Ask, Don’t Tell

What do our children need? This is a very powerful question. Since I have pondered it many times throughout a day, week, month and year, I can tell you that each child needs something different from us as their parents, no matter their age.

My older daughter has a beautiful baby. I would love a time to offer my two cents on how to raise a child. However, I am not the mother of this child. She is. So navigating the course to take in this new role (grandparent) can be tough. What is too much, what is not enough, and what is just right is a hard thing to gauge.

This is my recipe for figuring out the proper amount, what is just right. When something comes up that I have thoughts on, I ask questions. For example, my daughter made a bold statement about helping Maya stop using a pacifier. Instead of adding my thoughts, I investigated hers.   I asked questions like why this was important to her, what made her feel like she wanted to do this, how she was going about it and how it was working. This recipe, asking questions rather than unloading your opinions, helps to build connection, relationship, communication, and authenticity. She was sharing as I was asking and attentively listening.

The second thing that came up was food. How do we know what we should be feeding our little ones from a health standpoint? What about how much to feed a child? It is hard enough to know what we adults should be eating to maintain our health these days. She is the expert on her daughter because she is with her day in and day out. Is it right for me to say what is the best way to focus on food? Probably not. Again, in order to find the proper balance, I ask some well-constructed questions that open the conversation. I don’t impart judgment or criticism, just understanding, and acceptance. What I have learned is beautiful. My daughter, who is a mother herself, has the tools, capabilities, knowledge, and foresight to navigate through these important issues and topics in raising her daughter.

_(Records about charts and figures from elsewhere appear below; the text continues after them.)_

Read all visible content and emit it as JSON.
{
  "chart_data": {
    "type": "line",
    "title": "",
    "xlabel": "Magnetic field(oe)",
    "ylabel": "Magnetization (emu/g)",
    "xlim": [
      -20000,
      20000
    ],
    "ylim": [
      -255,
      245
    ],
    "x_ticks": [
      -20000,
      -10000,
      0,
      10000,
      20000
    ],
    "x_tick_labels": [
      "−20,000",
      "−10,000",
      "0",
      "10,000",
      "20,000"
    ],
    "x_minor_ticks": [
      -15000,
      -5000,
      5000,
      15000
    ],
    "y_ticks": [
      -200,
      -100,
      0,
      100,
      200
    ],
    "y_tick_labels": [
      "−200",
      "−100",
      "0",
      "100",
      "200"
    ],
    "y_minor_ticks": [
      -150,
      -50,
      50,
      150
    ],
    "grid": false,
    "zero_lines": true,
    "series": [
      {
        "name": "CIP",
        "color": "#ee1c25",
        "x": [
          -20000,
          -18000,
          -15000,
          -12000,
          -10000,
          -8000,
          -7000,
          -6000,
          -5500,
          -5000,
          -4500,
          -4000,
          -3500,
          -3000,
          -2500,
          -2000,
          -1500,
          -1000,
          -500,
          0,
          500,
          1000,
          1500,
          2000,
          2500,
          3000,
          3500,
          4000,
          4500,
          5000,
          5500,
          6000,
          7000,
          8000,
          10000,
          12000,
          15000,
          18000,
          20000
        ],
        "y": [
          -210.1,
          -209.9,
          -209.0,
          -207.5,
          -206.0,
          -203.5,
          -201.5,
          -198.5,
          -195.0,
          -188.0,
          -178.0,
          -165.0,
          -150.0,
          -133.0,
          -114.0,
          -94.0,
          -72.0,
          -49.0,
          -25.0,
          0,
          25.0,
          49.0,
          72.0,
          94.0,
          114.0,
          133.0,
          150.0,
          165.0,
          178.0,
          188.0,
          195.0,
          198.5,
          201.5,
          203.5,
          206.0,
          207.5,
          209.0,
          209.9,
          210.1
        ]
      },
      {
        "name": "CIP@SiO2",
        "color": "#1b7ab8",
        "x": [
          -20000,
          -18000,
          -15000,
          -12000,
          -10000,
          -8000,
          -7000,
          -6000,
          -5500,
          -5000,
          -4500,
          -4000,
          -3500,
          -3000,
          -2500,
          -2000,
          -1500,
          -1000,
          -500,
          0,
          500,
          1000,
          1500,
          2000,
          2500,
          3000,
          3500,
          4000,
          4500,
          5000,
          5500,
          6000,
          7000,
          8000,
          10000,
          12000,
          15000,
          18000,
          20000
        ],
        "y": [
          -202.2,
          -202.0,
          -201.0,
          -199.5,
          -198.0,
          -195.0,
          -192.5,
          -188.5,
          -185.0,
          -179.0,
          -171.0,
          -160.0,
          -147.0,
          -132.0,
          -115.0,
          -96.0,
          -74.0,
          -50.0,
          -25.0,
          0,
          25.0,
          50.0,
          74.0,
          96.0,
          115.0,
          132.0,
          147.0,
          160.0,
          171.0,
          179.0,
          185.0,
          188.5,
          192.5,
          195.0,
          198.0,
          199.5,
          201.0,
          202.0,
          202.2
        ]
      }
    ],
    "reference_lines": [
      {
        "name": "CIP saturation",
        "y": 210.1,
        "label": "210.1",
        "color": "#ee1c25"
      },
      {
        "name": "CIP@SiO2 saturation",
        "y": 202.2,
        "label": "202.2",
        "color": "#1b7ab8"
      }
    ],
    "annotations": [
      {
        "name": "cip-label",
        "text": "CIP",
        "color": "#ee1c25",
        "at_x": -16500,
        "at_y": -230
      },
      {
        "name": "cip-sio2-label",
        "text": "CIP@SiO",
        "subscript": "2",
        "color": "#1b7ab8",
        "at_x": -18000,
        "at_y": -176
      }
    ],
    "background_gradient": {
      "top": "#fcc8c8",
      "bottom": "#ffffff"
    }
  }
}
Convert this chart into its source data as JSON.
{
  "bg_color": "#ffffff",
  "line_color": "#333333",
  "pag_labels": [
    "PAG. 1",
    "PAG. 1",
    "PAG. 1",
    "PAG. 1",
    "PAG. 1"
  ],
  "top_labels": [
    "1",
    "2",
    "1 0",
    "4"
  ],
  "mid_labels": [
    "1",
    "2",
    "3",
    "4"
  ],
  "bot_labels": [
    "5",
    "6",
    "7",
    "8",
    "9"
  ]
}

Had I done it a different way, the results (the recipe) would have come out entirely different. When we tell and instruct, providing our two cents, we dominate and can come across as knowing more or better than the other. What happens to our communication and relationship in the process? Over time, it will weaken. Our children want our support and our compassion in a way that supports them, not us, in a way that shows them that we believe in them and their abilities. They need to feel empowered to move forward on their journey and ability to be able to make decisions on their own. Like a recipe, if we add the wrong ingredient – it will look and taste entirely different.

Not only does this apply to adult children, it applies to all children. When we give all kids the autonomy to figure things out, we are allowing them to grow and thrive.